Two online petitions gathered nearly half a million signatures protesting BofA's move, one launched by the political advocacy group the Progressive Change Campaign Coalition, and a second by a woman utilizing Change.org. With customers decrying the new fee en masse, BofA said Monday that it had halted plans to charge it.
The company declined to comment on whether or not the "economics" of debit cards had changed over the past month. What has shifted, however, is the political climate.

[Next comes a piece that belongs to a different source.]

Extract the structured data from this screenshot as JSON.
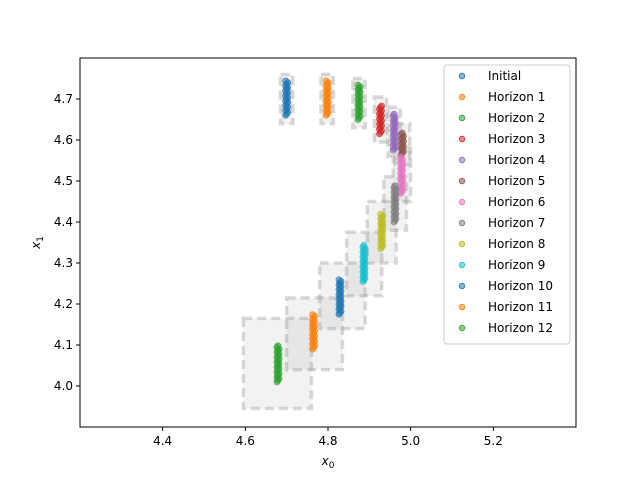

Moebs noted that a bank that qualifies as too big to fail needs to have at least some public support, so that the government will step in and save it if it runs into financial trouble.
For credit unions -- especially chartered banks that are owned by their depositors -- BofA's fees and the Occupy protests have been a financial boon.
"We've had a greater increase in checking accounts already this month than during the entire second half of 2010," Pattie Barrow, marketing vice president for the credit union Suncoast, told The Credit Union Times.
The recent Move Your Money momentum builds on years of activist efforts. At the end of 2009, Arianna Huffington and economist Rob Johnson took to these pages to urge bank customers to move their money out of big banks. Other early organizers included documentary filmmaker Eugene Jarecki, and Nick Penniman, who now heads the nonpartisan Democracy Fund. The movement attracted heavy media attention, including reports in the Washington Post and The New York Times and on "The Daily Show," CBS News, and CNN.
By encouraging citizens to divert their deposits from Wall Street to community finance organizations, Move Your Money advocates hope to limit the economic clout of big banks that sparked today's economic crisis, while empowering small business lending by institutions that did not partake in the subprime bonanza.
Yet the identity of the customers participating in the movement affects whether it will hurt or help major banks. One customer with a significant balance who did much of his banking with BofA described his bank manager begging him to stay.
But other customers won't get the same treatment. Moebs said it costs a major bank between $350 and $450 to operate a checking account for a year because of high overhead costs, compared to about half that for a community bank. Big banks lose money on customers with low balances who only maintain checking accounts.
If he were a big bank CEO on Saturday, said Moebs, "I’d throw a party tomorrow. All of these people are gonna switch and it didn't cost me anything and I’m not getting blamed for it."